Synthesis, Structure, Biological Evaluation, and Catalysis of Two Pyrazole‐Functionalized NHC–Ru II Complexes

Two ruthenium complexes, 3a and 3b , bearing pyrazole‐functionalized N‐heterocyclic carbenes (NHCs) were prepared, and their structures were characterized by X‐ray diffraction analysis.
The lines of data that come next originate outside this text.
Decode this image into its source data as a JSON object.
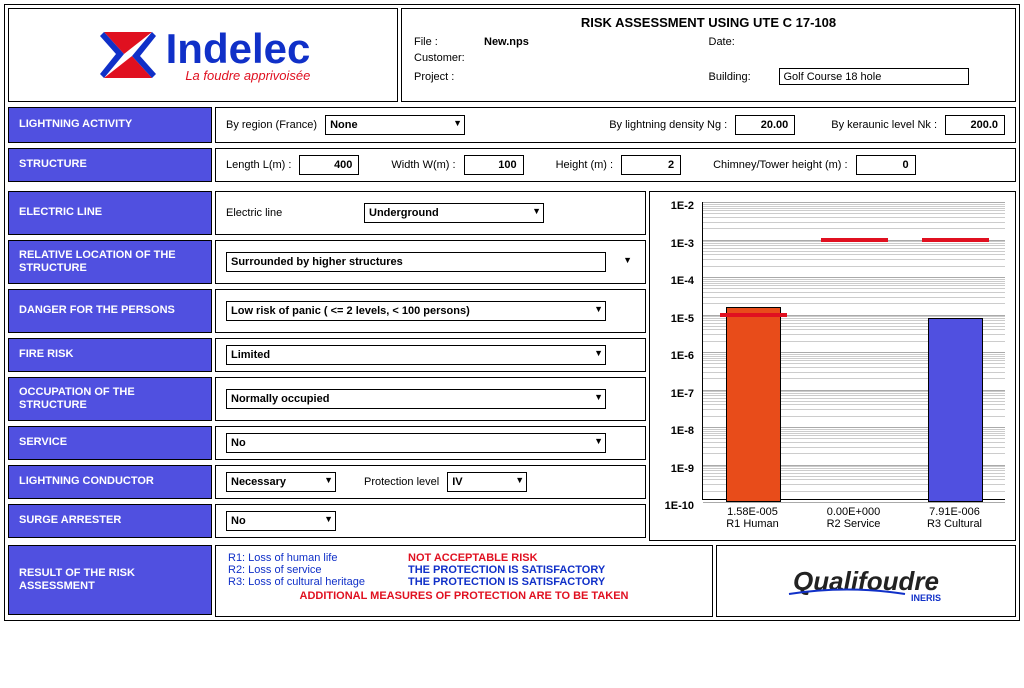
{
  "header": {
    "title": "RISK ASSESSMENT USING UTE C 17-108",
    "file_label": "File :",
    "file_value": "New.nps",
    "customer_label": "Customer:",
    "customer_value": "",
    "project_label": "Project :",
    "project_value": "",
    "date_label": "Date:",
    "date_value": "",
    "building_label": "Building:",
    "building_value": "Golf Course 18 hole"
  },
  "logo": {
    "main": "Indelec",
    "sub": "La foudre apprivoisée"
  },
  "nav": {
    "lightning_activity": "LIGHTNING ACTIVITY",
    "structure": "STRUCTURE",
    "electric_line": "ELECTRIC LINE",
    "relative_location": "RELATIVE LOCATION OF THE STRUCTURE",
    "danger_persons": "DANGER FOR THE PERSONS",
    "fire_risk": "FIRE RISK",
    "occupation": "OCCUPATION OF THE STRUCTURE",
    "service": "SERVICE",
    "lightning_conductor": "LIGHTNING CONDUCTOR",
    "surge_arrester": "SURGE ARRESTER",
    "result": "RESULT OF THE RISK ASSESSMENT"
  },
  "panels": {
    "lightning": {
      "region_label": "By region (France)",
      "region_value": "None",
      "density_label": "By lightning density Ng :",
      "density_value": "20.00",
      "keraunic_label": "By keraunic level Nk :",
      "keraunic_value": "200.0"
    },
    "structure": {
      "length_label": "Length L(m) :",
      "length_value": "400",
      "width_label": "Width W(m) :",
      "width_value": "100",
      "height_label": "Height (m) :",
      "height_value": "2",
      "chimney_label": "Chimney/Tower height (m) :",
      "chimney_value": "0"
    },
    "electric_line": {
      "label": "Electric line",
      "value": "Underground"
    },
    "relative_location": {
      "value": "Surrounded by higher structures"
    },
    "danger_persons": {
      "value": "Low risk of panic ( <= 2 levels, < 100 persons)"
    },
    "fire_risk": {
      "value": "Limited"
    },
    "occupation": {
      "value": "Normally occupied"
    },
    "service": {
      "value": "No"
    },
    "lightning_conductor": {
      "value": "Necessary",
      "protection_label": "Protection level",
      "protection_value": "IV"
    },
    "surge_arrester": {
      "value": "No"
    }
  },
  "chart": {
    "type": "bar",
    "y_scale": "log",
    "y_ticks": [
      "1E-2",
      "1E-3",
      "1E-4",
      "1E-5",
      "1E-6",
      "1E-7",
      "1E-8",
      "1E-9",
      "1E-10"
    ],
    "ylim_low_exp": -10,
    "ylim_high_exp": -2,
    "background_color": "#ffffff",
    "grid_color": "#bbbbbb",
    "minor_grid_color": "#dddddd",
    "bars": [
      {
        "label_value": "1.58E-005",
        "label_name": "R1 Human",
        "value_exp": -4.8,
        "threshold_exp": -5,
        "color": "#e84c1a"
      },
      {
        "label_value": "0.00E+000",
        "label_name": "R2 Service",
        "value_exp": null,
        "threshold_exp": -3,
        "color": "#5050e0"
      },
      {
        "label_value": "7.91E-006",
        "label_name": "R3 Cultural",
        "value_exp": -5.1,
        "threshold_exp": -3,
        "color": "#5050e0"
      }
    ],
    "threshold_color": "#e01020"
  },
  "result": {
    "r1_key": "R1: Loss of human life",
    "r1_val": "NOT ACCEPTABLE RISK",
    "r2_key": "R2: Loss of service",
    "r2_val": "THE PROTECTION IS SATISFACTORY",
    "r3_key": "R3: Loss of cultural heritage",
    "r3_val": "THE PROTECTION IS SATISFACTORY",
    "footer": "ADDITIONAL MEASURES OF PROTECTION ARE TO BE TAKEN"
  },
  "qualifoudre": {
    "text": "Qualifoudre",
    "sub": "INERIS"
  }
}
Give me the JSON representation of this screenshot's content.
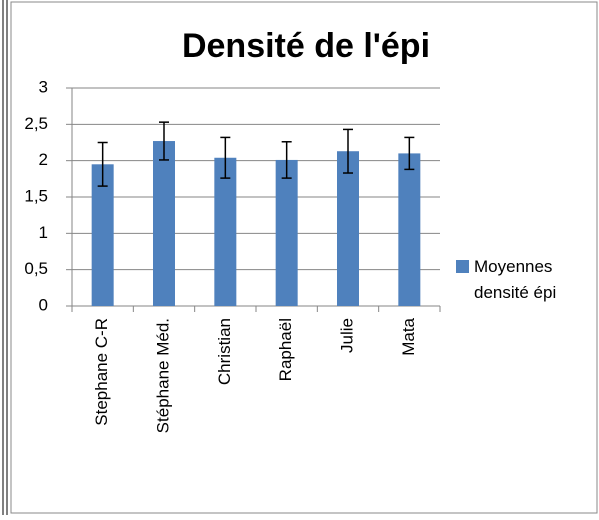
{
  "chart_data": {
    "type": "bar",
    "title": "Densité de l'épi",
    "categories": [
      "Stephane C-R",
      "Stéphane Méd.",
      "Christian",
      "Raphaël",
      "Julie",
      "Mata"
    ],
    "series": [
      {
        "name": "Moyennes densité épi",
        "color": "#4f81bd",
        "values": [
          1.95,
          2.27,
          2.04,
          2.01,
          2.13,
          2.1
        ],
        "errors": [
          0.3,
          0.26,
          0.28,
          0.25,
          0.3,
          0.22
        ]
      }
    ],
    "ylim": [
      0,
      3
    ],
    "yticks": [
      0,
      {
        "value": 0.5,
        "label": "0,5"
      },
      1,
      {
        "value": 1.5,
        "label": "1,5"
      },
      2,
      {
        "value": 2.5,
        "label": "2,5"
      },
      3
    ],
    "grid": true,
    "legend": "right"
  }
}
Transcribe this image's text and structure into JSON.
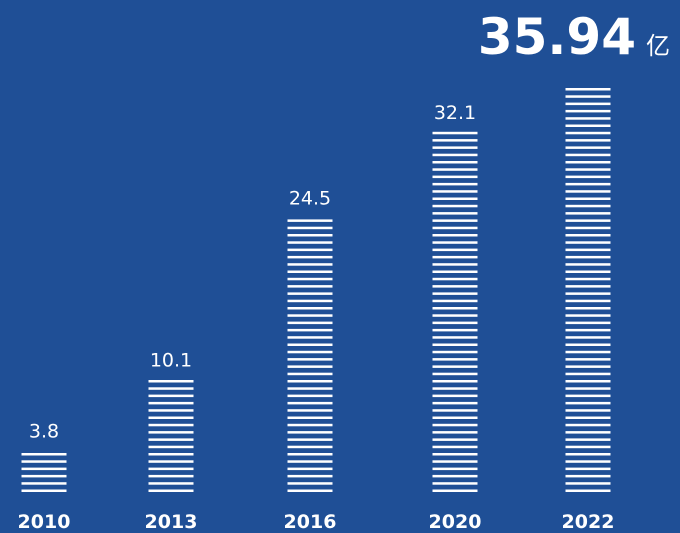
{
  "colors": {
    "background": "#1f4f96",
    "bar": "#ffffff",
    "text": "#ffffff"
  },
  "chart_data": {
    "type": "bar",
    "categories": [
      "2010",
      "2013",
      "2016",
      "2020",
      "2022"
    ],
    "values": [
      3.8,
      10.1,
      24.5,
      32.1,
      35.94
    ],
    "value_labels": [
      "3.8",
      "10.1",
      "24.5",
      "32.1",
      "35.94"
    ],
    "unit": "亿",
    "title": "",
    "xlabel": "",
    "ylabel": "",
    "ylim": [
      0,
      35.94
    ],
    "grid": false,
    "legend": "none",
    "bar_style": "horizontal-striped"
  }
}
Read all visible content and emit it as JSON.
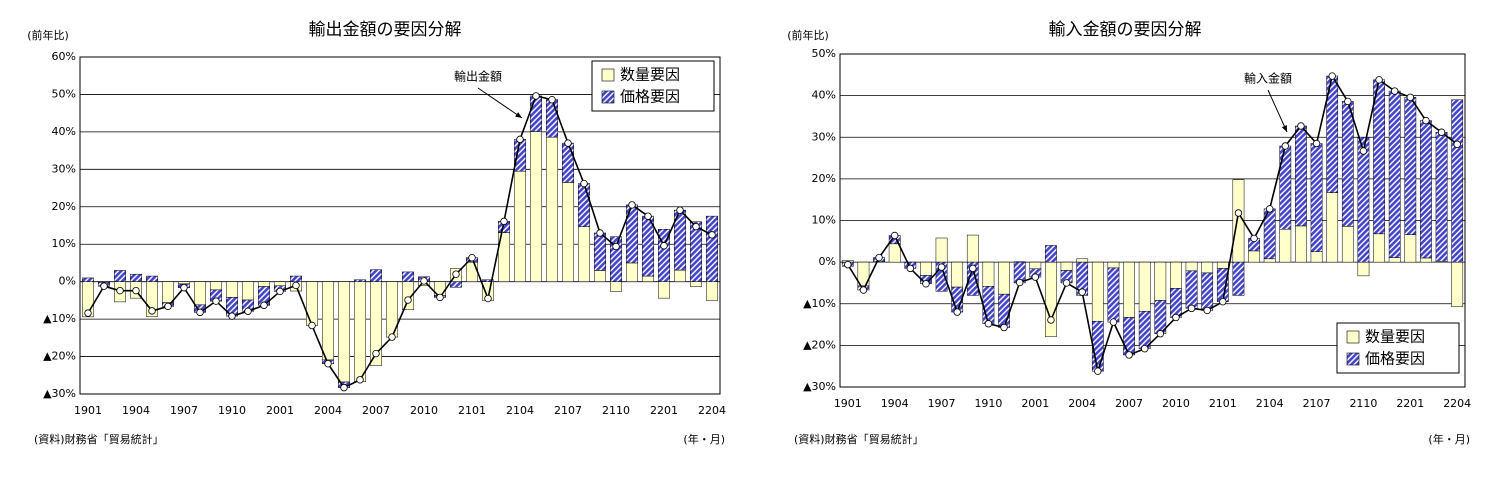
{
  "chart_data": [
    {
      "type": "bar",
      "stacked": true,
      "title": "輸出金額の要因分解",
      "ylabel": "(前年比)",
      "xlabel": "(年・月)",
      "source": "(資料)財務省「貿易統計」",
      "categories": [
        "1901",
        null,
        null,
        "1904",
        null,
        null,
        "1907",
        null,
        null,
        "1910",
        null,
        null,
        "2001",
        null,
        null,
        "2004",
        null,
        null,
        "2007",
        null,
        null,
        "2010",
        null,
        null,
        "2101",
        null,
        null,
        "2104",
        null,
        null,
        "2107",
        null,
        null,
        "2110",
        null,
        null,
        "2201",
        null,
        null,
        "2204"
      ],
      "series": [
        {
          "name": "数量要因",
          "color": "#ffffcc",
          "hatch": false,
          "values": [
            -9.4,
            -0.2,
            -5.4,
            -4.4,
            -9.3,
            -5.6,
            -0.6,
            -6.2,
            -2.2,
            -4.2,
            -4.9,
            -1.3,
            -1.1,
            -2.5,
            -11.7,
            -20.9,
            -26.8,
            -26.7,
            -22.4,
            -14.8,
            -7.5,
            -1.1,
            -3.7,
            3.5,
            5.2,
            -5.0,
            13.1,
            29.5,
            40.1,
            38.6,
            26.5,
            14.7,
            3.0,
            -2.6,
            5.0,
            1.5,
            -4.4,
            3.1,
            -1.3,
            -5.0
          ]
        },
        {
          "name": "価格要因",
          "color": "#4444cc",
          "hatch": true,
          "values": [
            1,
            -1,
            3,
            2,
            1.5,
            -1,
            -1,
            -2,
            -3,
            -5,
            -3,
            -5,
            -1.5,
            1.5,
            0,
            -1,
            -1.5,
            0.5,
            3.2,
            0,
            2.6,
            1.3,
            -0.5,
            -1.5,
            1.2,
            0.5,
            3,
            8.5,
            9.5,
            10,
            10.5,
            11.5,
            10,
            12,
            15.5,
            16,
            14,
            16,
            16,
            17.5
          ]
        }
      ],
      "line": {
        "name": "輸出金額",
        "color": "#000000",
        "values": [
          -8.4,
          -1.2,
          -2.4,
          -2.4,
          -7.8,
          -6.6,
          -1.6,
          -8.2,
          -5.2,
          -9.2,
          -7.9,
          -6.3,
          -2.6,
          -1.0,
          -11.7,
          -21.9,
          -28.3,
          -26.2,
          -19.2,
          -14.8,
          -4.9,
          0.2,
          -4.2,
          2.0,
          6.4,
          -4.5,
          16.1,
          38.0,
          49.6,
          48.6,
          37.0,
          26.2,
          13.0,
          9.4,
          20.5,
          17.5,
          9.6,
          19.1,
          14.7,
          12.5
        ]
      },
      "ylim": [
        -30,
        60
      ],
      "yticks": [
        {
          "value": -30,
          "label": "▲30%"
        },
        {
          "value": -20,
          "label": "▲20%"
        },
        {
          "value": -10,
          "label": "▲10%"
        },
        {
          "value": 0,
          "label": "0%"
        },
        {
          "value": 10,
          "label": "10%"
        },
        {
          "value": 20,
          "label": "20%"
        },
        {
          "value": 30,
          "label": "30%"
        },
        {
          "value": 40,
          "label": "40%"
        },
        {
          "value": 50,
          "label": "50%"
        },
        {
          "value": 60,
          "label": "60%"
        }
      ],
      "grid": true,
      "legend": "upper right"
    },
    {
      "type": "bar",
      "stacked": true,
      "title": "輸入金額の要因分解",
      "ylabel": "(前年比)",
      "xlabel": "(年・月)",
      "source": "(資料)財務省「貿易統計」",
      "categories": [
        "1901",
        null,
        null,
        "1904",
        null,
        null,
        "1907",
        null,
        null,
        "1910",
        null,
        null,
        "2001",
        null,
        null,
        "2004",
        null,
        null,
        "2007",
        null,
        null,
        "2010",
        null,
        null,
        "2101",
        null,
        null,
        "2104",
        null,
        null,
        "2107",
        null,
        null,
        "2110",
        null,
        null,
        "2201",
        null,
        null,
        "2204"
      ],
      "series": [
        {
          "name": "数量要因",
          "color": "#ffffcc",
          "hatch": false,
          "values": [
            0.4,
            -5.7,
            0.1,
            4.4,
            0,
            -3.2,
            5.8,
            -6,
            6.5,
            -5.8,
            -7.7,
            0.1,
            -1.6,
            -17.9,
            -2,
            0.8,
            -14.2,
            -1.4,
            -13.3,
            -11.8,
            -9.2,
            -6.3,
            -2.1,
            -2.6,
            -1.5,
            19.8,
            2.7,
            0.8,
            7.9,
            8.7,
            2.5,
            16.7,
            8.6,
            -3.3,
            6.8,
            1.1,
            6.6,
            1,
            0.2,
            -10.7
          ]
        },
        {
          "name": "価格要因",
          "color": "#4444cc",
          "hatch": true,
          "values": [
            -1,
            -1,
            1,
            2,
            -1.5,
            -2,
            -7,
            -6,
            -8,
            -9,
            -8,
            -5,
            -2,
            4,
            -3,
            -8,
            -12,
            -13,
            -9,
            -9,
            -8,
            -7,
            -9,
            -9,
            -8,
            -8,
            3,
            12,
            20,
            24,
            26,
            28,
            30,
            30,
            37,
            40,
            33,
            33,
            31,
            39
          ]
        }
      ],
      "line": {
        "name": "輸入金額",
        "color": "#000000",
        "values": [
          -0.6,
          -6.7,
          1.1,
          6.4,
          -1.5,
          -5.2,
          -1.2,
          -12.0,
          -1.5,
          -14.8,
          -15.7,
          -4.9,
          -3.6,
          -13.9,
          -5.0,
          -7.2,
          -26.2,
          -14.4,
          -22.3,
          -20.8,
          -17.2,
          -13.3,
          -11.1,
          -11.6,
          -9.5,
          11.8,
          5.7,
          12.8,
          27.9,
          32.7,
          28.5,
          44.7,
          38.6,
          26.7,
          43.8,
          41.1,
          39.6,
          34.0,
          31.2,
          28.3
        ]
      },
      "ylim": [
        -30,
        50
      ],
      "yticks": [
        {
          "value": -30,
          "label": "▲30%"
        },
        {
          "value": -20,
          "label": "▲20%"
        },
        {
          "value": -10,
          "label": "▲10%"
        },
        {
          "value": 0,
          "label": "0%"
        },
        {
          "value": 10,
          "label": "10%"
        },
        {
          "value": 20,
          "label": "20%"
        },
        {
          "value": 30,
          "label": "30%"
        },
        {
          "value": 40,
          "label": "40%"
        },
        {
          "value": 50,
          "label": "50%"
        }
      ],
      "grid": true,
      "legend": "lower right"
    }
  ]
}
Given their promising anticancer potential, we evaluated the cytotoxicity of both complexes against a panel of human cancer cell lines, including breast cancer Bcap‐37, colorectal cancer LoVo, gastric cancer SCG7901, and cisplatin‐resistant SCG7901‐R cells. In vitro results showed that complex 3a inhibited cancer cell proliferation, which exhibited comparable cytotoxicity to that of clinically approved cisplatin. More impressively, complex 3a evoked significant rates of death of cisplatin‐resistant gastric cancer SCG7901‐R cells, displaying an approximately 13‐fold lower IC 50 value in this type of cell than cisplatin (i.e., 5.8 ± 0.4 µ m vs. 83.1 ± 14.5 µ m ). In addition, both ruthenium–NHC complexes were demonstrated to be efficient catalysts for the oxidation of various alcohols. By exploiting them as catalysts, a variety of carbonyl products were obtained in excellent yields. Collectively, these results highlighted the potential of using ruthenium–NHC complexes as highly efficient catalysts as well as promising candidates for treating cancers that are resistant to platinum‐based therapy.